Bush had already decided the week before that Libby was undeserving and told Cheney so, only to see the question raised again. A top adviser to Bush says he had never seen the Vice President focused so single-mindedly on anything over two terms. And so, on his last full day in office, Jan. 19, 2009, Bush would give Cheney his final decision.
These last hours represent a climactic chapter in the mysterious and mostly opaque relationship at the center of a tumultuous period in American history. It reveals how one question whether to grant a presidential pardon to a top vice-presidential aide strained the bonds between Bush and his deputy and closest counselor. It reveals a gap in the two men's views of crime and punishment. And in a broader way, it uncovers a fundamental difference in how the two men regarded the legacy of the Bush years. As a Cheney confidant puts it, the Vice President believed he and the President could claim the war on terrorism as his greatest legacy only if they defended at all costs the men and women who fought in the trenches. When it came to Libby, Bush felt he had done enough.

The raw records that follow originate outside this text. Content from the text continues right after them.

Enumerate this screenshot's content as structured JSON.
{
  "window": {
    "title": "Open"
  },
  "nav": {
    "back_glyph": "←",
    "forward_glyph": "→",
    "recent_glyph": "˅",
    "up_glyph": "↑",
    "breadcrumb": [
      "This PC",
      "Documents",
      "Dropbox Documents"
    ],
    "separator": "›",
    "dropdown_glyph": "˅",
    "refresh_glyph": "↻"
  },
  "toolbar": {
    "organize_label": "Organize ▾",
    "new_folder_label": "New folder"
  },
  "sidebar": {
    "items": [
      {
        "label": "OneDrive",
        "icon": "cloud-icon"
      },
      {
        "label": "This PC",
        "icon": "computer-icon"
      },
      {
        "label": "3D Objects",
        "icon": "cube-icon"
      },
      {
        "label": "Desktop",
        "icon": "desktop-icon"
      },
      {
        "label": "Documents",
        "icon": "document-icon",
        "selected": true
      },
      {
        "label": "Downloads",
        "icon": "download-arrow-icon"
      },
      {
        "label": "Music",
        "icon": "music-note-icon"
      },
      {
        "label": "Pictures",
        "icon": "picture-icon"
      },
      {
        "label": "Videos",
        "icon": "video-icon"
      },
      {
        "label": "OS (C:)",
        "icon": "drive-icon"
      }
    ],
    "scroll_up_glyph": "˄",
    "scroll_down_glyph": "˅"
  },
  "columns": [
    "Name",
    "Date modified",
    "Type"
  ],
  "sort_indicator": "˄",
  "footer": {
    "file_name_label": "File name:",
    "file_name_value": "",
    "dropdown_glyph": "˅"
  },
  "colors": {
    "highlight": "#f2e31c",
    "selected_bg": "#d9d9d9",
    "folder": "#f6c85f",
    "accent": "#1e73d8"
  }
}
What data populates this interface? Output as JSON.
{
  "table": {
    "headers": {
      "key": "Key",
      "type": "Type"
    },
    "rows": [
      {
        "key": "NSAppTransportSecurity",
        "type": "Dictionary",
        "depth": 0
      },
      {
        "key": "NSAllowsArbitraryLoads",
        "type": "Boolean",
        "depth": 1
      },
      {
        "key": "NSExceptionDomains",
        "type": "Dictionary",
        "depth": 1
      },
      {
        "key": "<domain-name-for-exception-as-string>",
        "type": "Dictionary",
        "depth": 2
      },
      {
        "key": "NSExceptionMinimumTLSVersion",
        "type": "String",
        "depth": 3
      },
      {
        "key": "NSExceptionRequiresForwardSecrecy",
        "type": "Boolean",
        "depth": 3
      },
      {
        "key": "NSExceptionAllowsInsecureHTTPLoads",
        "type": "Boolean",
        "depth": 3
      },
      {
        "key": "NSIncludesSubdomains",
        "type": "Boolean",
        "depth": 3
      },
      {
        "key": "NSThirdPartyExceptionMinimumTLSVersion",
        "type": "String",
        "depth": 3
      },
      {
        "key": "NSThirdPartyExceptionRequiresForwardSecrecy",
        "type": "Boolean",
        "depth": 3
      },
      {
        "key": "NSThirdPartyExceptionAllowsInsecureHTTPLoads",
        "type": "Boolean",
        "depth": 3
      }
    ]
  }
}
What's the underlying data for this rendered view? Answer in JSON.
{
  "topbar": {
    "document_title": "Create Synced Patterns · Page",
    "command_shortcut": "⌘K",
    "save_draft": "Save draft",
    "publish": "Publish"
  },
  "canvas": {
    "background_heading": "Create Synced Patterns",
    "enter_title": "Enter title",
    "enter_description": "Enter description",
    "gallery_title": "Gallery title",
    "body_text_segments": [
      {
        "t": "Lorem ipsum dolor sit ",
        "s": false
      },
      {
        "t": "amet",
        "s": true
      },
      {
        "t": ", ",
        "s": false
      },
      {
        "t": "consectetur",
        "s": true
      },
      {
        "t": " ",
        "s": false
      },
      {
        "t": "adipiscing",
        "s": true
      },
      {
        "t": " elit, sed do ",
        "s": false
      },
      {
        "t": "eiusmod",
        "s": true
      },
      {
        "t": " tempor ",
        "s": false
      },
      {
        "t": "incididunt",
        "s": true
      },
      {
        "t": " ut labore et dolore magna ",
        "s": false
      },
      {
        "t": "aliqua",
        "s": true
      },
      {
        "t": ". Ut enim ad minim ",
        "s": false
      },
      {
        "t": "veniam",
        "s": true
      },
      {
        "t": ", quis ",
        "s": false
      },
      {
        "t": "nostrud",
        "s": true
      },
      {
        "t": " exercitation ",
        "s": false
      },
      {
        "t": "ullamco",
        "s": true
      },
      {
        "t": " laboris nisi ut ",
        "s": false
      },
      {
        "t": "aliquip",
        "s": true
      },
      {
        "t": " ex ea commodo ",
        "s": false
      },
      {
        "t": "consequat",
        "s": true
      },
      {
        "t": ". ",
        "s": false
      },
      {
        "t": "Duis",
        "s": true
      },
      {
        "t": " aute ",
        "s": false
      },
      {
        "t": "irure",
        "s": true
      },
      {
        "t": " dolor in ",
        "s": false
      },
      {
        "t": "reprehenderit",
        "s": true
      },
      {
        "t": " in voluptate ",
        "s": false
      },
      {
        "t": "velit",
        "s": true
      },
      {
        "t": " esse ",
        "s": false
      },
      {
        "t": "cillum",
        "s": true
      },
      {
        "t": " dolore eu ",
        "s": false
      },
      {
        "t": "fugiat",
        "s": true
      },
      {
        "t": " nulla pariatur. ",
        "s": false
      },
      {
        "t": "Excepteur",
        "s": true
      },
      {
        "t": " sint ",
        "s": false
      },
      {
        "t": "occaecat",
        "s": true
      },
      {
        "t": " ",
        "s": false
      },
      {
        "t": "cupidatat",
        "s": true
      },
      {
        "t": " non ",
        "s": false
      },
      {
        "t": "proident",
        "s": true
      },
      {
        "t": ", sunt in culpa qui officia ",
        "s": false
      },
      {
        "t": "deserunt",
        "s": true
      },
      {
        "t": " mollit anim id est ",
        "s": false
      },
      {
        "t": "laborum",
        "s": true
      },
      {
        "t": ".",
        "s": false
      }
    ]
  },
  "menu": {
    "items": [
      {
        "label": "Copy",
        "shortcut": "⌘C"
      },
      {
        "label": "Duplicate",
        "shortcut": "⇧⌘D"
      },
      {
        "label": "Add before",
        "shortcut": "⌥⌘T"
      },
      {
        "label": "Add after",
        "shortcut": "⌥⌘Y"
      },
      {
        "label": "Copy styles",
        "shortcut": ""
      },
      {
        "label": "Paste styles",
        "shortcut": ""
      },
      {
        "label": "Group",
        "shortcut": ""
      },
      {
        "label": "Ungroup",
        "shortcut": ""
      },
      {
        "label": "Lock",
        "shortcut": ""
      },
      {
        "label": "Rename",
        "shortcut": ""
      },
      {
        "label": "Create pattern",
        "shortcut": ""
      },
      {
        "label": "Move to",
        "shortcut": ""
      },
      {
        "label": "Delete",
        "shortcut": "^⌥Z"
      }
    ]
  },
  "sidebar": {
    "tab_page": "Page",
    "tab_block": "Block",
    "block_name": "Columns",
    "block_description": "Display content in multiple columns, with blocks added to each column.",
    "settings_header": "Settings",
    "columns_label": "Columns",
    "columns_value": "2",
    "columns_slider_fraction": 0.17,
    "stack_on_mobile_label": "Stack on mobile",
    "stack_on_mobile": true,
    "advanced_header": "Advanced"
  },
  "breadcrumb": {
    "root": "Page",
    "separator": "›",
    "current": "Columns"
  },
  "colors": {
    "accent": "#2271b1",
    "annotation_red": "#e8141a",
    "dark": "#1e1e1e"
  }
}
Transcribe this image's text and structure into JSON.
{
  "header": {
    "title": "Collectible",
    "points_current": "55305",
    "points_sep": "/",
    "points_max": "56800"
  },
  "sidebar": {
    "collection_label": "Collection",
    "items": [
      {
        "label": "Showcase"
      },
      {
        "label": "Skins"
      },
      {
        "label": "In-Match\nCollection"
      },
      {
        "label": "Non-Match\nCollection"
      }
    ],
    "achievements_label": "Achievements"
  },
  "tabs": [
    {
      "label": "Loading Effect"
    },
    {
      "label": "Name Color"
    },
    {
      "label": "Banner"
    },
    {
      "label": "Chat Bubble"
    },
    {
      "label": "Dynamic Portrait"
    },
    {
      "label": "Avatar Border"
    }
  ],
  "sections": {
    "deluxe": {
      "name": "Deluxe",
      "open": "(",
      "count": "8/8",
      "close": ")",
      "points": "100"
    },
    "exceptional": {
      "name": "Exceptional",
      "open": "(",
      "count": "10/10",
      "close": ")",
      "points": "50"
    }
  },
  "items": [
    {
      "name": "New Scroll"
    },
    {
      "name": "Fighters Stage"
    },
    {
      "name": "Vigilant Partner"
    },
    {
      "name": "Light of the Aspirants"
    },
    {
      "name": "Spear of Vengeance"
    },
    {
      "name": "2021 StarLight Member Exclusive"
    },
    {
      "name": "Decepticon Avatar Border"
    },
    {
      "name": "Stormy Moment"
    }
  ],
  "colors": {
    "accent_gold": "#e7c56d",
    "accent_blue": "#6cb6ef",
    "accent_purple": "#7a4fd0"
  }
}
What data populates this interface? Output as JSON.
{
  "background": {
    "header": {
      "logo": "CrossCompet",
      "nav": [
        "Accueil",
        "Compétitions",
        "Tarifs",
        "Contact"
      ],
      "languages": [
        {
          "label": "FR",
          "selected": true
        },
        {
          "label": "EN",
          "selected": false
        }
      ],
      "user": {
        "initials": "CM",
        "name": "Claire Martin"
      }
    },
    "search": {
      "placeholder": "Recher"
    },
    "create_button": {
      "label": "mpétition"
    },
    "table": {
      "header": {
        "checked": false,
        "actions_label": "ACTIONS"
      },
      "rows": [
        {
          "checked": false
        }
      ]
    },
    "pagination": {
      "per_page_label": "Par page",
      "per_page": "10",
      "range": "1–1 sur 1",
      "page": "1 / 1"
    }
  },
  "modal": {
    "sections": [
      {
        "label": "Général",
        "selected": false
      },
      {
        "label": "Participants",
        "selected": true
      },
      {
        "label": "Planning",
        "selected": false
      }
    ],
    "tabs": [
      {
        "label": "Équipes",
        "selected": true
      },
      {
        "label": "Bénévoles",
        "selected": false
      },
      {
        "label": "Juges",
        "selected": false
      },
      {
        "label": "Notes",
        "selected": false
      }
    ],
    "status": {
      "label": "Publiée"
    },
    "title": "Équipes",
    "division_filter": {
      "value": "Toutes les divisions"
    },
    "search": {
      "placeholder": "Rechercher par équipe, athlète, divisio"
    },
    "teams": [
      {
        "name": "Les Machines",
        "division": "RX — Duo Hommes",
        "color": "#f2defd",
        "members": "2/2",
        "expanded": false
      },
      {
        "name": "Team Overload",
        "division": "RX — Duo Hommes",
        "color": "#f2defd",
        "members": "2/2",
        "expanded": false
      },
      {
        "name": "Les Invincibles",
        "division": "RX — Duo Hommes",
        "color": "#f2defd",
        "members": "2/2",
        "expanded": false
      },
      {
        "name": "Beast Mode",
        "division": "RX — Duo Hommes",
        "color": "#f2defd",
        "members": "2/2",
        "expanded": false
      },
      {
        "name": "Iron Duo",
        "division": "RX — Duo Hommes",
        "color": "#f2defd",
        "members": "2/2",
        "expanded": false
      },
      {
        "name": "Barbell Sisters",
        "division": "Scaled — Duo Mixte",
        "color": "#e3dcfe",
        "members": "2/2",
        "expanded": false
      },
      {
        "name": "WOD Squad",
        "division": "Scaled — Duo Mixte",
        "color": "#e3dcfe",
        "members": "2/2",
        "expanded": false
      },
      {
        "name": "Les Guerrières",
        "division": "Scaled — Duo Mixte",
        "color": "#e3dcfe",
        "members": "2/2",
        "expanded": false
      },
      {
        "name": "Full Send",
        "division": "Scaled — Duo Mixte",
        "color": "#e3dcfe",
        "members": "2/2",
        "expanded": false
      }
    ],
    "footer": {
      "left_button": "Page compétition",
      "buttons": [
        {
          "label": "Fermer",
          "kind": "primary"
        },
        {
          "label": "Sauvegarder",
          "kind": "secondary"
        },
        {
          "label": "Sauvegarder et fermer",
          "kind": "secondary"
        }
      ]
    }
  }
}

But the fight over the pardon was also a prelude to the difficult questions about justice and national security inherited by the Obama Administration: How closely should the nation examine the actions of government officials who took steps legal or possibly illegal to defend the nation's security during the war on terrorism? The Libby investigation, which began nearly six years ago, went to the heart of whether the Bush Administration misled the public in making its case to invade Iraq. But other Bush-era policies are still coming under legal scrutiny. Who, for example, should be held accountable in one of the darkest corners of the war on terrorism the interrogators who may have tortured detainees? Or the men who conceived and crafted the policies that led to those secret sessions in the first place? How far back and how high up the chain of command should these inquiries go?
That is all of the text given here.